Darwin AI has released open source tools to assist researchers and clinicians diagnose and study COVID-19 through chest x-rays. COVID-Net is their neural network design to aid the diagnosis process, and COVIDx is their dataset of 5,941 chest x-rays across 2,839 patients.
A New Breakthrough in Early COVID-19 Outbreak Detection
Overall, temperature checks are too late. By switching early-detection protocols to internal checks, caregivers can detect the virus far earlier.
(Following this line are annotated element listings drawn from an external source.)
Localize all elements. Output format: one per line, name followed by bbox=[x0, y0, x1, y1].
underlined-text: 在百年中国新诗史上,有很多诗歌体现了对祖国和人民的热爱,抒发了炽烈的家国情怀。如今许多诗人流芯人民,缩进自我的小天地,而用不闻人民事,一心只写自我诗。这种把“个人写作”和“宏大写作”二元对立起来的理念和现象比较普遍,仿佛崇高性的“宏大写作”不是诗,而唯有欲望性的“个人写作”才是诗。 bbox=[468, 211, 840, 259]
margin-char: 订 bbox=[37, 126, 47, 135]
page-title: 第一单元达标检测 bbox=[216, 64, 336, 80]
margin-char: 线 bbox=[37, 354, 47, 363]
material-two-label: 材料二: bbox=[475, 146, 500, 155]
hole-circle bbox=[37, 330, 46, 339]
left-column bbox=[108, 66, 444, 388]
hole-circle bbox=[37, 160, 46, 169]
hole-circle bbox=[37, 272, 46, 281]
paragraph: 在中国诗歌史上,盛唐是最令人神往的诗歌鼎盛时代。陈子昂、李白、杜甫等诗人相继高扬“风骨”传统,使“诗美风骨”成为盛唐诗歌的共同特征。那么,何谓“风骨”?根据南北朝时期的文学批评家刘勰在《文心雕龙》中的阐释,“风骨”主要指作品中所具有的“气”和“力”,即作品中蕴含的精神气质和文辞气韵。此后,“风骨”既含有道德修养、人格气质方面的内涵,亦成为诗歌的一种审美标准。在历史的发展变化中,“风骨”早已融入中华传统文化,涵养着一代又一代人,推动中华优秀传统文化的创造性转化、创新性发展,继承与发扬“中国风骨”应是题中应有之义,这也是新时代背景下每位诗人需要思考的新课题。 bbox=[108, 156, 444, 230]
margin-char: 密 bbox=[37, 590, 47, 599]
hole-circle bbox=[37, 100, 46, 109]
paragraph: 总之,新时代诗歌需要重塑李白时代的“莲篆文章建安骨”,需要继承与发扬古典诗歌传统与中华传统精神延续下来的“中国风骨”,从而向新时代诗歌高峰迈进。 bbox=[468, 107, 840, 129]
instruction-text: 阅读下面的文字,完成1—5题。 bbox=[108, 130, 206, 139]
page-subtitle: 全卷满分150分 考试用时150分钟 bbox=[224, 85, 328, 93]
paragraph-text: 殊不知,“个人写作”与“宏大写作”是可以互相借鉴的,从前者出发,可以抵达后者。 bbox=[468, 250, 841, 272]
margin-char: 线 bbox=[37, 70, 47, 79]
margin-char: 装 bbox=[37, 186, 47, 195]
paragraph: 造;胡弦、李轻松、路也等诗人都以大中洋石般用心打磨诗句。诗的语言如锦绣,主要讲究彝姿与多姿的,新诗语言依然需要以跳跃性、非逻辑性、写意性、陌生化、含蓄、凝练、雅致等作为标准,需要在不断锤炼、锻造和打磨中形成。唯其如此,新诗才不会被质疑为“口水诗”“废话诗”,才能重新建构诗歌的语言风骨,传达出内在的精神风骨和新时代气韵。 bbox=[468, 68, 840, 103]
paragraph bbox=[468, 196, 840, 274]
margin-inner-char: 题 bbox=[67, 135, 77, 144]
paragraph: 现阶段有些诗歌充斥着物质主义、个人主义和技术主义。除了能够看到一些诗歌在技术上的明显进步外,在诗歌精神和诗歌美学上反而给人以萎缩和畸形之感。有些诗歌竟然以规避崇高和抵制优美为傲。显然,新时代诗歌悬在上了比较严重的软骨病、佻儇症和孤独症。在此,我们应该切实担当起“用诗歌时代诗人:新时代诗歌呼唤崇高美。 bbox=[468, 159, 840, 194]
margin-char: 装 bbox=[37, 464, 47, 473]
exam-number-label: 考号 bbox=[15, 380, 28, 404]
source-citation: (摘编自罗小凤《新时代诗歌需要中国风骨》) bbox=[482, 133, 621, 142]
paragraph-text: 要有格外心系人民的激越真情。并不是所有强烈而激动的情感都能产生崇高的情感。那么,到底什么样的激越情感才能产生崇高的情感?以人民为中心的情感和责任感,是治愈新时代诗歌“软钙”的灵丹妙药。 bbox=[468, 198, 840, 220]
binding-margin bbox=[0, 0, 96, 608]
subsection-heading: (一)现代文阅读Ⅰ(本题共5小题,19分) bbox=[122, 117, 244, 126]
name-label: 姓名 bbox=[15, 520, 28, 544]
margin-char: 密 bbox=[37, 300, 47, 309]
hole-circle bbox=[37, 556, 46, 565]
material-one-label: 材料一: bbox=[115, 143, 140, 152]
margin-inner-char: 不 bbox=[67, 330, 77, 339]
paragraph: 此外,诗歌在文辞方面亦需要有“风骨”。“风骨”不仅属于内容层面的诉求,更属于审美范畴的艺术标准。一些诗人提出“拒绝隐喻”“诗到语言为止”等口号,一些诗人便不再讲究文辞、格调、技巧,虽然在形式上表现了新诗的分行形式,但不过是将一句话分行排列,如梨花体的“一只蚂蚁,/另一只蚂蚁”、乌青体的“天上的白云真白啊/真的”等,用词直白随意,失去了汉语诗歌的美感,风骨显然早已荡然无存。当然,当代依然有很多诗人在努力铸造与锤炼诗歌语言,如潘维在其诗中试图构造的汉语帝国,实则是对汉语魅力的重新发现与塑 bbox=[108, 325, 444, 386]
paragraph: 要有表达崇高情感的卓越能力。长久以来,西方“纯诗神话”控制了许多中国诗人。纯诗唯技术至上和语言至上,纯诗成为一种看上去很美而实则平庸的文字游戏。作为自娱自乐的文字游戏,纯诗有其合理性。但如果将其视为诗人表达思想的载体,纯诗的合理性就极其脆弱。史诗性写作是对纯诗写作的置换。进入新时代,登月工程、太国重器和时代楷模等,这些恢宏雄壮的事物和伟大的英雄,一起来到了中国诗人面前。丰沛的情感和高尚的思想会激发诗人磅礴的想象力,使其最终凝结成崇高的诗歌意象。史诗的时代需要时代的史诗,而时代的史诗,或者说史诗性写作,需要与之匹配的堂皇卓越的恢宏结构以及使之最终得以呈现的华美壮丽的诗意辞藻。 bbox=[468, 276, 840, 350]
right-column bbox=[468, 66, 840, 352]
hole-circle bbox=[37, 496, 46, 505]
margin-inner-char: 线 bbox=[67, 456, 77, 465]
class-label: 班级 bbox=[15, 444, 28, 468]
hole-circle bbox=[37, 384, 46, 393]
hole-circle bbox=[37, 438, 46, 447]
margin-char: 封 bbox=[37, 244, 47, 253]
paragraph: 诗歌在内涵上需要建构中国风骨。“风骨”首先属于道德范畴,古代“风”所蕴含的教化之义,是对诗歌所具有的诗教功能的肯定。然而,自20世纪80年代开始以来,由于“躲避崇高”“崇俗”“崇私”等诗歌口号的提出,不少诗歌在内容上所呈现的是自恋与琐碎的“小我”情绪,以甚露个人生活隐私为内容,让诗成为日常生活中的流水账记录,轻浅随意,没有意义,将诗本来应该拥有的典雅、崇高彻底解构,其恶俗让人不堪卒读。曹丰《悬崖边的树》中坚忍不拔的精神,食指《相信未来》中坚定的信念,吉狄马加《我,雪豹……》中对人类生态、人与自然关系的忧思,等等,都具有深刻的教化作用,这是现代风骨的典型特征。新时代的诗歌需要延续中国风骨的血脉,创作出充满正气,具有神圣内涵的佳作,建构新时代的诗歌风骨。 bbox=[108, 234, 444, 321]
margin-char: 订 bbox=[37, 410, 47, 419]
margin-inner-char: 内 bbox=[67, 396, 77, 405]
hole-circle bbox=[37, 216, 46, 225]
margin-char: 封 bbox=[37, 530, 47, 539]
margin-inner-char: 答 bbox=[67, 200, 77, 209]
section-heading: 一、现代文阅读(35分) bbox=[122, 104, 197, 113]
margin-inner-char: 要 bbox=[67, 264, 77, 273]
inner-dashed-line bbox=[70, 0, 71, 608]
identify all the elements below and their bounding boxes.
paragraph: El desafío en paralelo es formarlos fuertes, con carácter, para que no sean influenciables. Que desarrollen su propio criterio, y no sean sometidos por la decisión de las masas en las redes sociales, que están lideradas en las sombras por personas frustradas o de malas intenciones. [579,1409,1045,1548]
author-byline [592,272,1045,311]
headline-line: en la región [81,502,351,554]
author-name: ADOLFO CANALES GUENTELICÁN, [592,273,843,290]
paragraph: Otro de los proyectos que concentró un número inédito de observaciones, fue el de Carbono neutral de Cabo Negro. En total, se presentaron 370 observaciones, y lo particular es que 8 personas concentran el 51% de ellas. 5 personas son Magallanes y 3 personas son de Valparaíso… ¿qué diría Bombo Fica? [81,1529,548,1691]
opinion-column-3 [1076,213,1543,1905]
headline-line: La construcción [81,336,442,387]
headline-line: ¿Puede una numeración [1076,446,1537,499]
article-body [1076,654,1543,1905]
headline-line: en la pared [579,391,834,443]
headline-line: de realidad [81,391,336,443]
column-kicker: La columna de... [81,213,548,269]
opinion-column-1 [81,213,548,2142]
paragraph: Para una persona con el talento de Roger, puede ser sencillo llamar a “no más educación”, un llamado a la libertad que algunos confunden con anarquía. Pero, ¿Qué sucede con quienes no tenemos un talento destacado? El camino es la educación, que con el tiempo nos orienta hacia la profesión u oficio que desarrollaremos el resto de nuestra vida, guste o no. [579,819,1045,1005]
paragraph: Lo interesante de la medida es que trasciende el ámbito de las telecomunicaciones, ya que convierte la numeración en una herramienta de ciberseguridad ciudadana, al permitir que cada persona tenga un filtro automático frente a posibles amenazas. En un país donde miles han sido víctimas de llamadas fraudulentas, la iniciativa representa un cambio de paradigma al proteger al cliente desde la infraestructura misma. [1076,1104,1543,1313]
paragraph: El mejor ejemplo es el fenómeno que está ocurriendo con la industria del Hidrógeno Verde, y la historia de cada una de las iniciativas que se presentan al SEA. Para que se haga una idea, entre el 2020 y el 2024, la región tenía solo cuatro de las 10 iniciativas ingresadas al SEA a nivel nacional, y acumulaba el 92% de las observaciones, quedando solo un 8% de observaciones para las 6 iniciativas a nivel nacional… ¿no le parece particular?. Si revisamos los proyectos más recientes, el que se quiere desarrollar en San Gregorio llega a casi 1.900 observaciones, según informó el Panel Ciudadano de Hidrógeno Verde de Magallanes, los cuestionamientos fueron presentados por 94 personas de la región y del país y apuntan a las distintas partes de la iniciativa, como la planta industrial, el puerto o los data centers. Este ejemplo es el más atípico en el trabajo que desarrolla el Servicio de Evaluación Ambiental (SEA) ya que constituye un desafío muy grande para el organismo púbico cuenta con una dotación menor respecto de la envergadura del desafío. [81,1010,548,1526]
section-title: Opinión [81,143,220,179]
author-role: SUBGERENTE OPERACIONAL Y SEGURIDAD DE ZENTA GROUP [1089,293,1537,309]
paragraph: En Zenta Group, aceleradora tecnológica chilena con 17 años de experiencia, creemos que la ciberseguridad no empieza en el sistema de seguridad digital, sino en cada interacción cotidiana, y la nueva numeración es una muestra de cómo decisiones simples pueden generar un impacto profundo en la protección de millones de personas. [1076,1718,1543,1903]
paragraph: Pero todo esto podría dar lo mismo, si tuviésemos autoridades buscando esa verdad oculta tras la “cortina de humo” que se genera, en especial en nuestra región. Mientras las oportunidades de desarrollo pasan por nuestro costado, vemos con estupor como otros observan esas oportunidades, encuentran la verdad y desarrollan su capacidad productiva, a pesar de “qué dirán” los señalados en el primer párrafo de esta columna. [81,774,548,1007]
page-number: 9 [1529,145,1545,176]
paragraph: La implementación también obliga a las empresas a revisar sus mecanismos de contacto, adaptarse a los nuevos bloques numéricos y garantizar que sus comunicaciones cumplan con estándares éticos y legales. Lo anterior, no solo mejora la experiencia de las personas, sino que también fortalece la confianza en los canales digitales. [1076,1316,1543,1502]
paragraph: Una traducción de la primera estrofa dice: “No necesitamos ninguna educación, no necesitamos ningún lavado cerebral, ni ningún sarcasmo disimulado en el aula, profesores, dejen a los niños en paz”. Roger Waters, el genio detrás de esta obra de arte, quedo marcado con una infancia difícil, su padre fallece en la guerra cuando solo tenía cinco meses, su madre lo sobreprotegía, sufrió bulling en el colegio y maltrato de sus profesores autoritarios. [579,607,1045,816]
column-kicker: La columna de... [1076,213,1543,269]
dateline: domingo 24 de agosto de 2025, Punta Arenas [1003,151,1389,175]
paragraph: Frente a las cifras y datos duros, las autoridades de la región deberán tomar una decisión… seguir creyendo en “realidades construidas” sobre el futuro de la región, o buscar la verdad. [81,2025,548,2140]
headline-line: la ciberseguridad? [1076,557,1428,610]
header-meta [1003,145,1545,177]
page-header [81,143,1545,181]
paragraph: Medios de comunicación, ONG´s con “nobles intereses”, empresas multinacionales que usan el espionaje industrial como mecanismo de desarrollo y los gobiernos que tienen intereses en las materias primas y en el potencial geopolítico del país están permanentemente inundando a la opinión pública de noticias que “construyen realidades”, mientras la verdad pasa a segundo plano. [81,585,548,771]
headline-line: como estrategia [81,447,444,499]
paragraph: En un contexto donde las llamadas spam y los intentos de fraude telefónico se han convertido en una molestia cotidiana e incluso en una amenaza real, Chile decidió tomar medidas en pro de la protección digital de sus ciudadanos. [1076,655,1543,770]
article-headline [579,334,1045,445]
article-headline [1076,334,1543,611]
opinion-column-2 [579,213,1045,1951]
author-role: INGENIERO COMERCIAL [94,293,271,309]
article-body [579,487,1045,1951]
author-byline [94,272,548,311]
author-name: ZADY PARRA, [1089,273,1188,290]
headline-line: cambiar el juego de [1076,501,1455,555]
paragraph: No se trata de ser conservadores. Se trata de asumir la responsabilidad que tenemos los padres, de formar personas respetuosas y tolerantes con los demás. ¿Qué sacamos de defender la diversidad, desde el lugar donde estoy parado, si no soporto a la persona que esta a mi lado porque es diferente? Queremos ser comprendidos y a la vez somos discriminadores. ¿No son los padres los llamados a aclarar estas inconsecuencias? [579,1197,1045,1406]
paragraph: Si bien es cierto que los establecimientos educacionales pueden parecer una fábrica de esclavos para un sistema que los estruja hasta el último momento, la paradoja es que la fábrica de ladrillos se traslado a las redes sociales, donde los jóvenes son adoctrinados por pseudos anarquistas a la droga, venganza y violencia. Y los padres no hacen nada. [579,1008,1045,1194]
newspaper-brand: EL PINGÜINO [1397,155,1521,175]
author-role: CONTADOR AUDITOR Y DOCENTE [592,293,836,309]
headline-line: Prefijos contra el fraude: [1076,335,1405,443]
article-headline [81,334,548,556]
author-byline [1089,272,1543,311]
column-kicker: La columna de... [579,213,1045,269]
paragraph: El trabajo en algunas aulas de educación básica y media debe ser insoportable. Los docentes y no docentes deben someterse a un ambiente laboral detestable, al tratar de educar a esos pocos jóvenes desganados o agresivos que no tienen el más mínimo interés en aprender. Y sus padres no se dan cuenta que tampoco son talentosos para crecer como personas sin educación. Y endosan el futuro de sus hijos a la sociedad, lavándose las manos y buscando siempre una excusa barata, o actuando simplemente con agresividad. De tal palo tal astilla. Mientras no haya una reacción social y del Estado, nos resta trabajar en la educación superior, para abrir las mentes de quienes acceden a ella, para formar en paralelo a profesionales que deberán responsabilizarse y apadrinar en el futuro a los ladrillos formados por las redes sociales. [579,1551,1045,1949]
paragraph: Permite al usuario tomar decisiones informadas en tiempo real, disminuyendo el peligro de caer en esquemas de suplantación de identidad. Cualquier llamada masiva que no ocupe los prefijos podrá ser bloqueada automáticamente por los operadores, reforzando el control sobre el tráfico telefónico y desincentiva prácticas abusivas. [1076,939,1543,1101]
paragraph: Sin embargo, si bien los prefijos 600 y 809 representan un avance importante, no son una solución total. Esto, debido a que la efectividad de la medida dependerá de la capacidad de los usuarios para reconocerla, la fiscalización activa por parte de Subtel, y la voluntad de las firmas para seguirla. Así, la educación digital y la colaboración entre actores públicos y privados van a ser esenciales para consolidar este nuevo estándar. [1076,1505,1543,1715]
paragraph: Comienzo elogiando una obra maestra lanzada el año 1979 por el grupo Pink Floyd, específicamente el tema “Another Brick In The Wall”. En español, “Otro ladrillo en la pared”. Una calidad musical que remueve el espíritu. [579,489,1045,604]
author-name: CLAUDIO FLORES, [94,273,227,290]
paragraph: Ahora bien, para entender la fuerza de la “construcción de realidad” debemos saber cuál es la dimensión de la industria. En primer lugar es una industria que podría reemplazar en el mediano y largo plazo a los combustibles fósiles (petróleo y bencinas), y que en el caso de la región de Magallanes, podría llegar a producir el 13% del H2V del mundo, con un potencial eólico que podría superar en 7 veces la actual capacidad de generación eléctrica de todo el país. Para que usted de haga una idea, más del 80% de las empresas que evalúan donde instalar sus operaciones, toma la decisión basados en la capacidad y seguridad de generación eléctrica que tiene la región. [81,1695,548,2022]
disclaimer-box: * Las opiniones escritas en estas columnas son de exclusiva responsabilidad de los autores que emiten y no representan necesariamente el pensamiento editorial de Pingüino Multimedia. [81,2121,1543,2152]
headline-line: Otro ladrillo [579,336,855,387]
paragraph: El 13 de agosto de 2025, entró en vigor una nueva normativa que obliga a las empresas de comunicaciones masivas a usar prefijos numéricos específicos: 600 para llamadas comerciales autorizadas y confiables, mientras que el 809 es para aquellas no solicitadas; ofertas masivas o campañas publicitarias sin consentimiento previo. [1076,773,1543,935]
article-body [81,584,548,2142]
This can be done by the use of a Pulse Oximeter. By measuring residents’ oxygen levels twice daily, caregivers can use the oximeter’s data to find out their underlying problems before patients fully present COVID-19 symptoms in a nursing home setting. This can inform patients of their potential contraction up to 2 weeks earlier than a temperature check could.
How You Can Help From Home
You don’t have to be a data scientist to help contribute to the pool of local data.
Folding@home lets you share your unused computer power to aid research into potential cures for coronavirus and other diseases.
In the meantime, continue to take preventative measures such as staying socially distant and wearing your face mask. These two methods are among the most effective ways to prevent contracting and spreading COVID-19.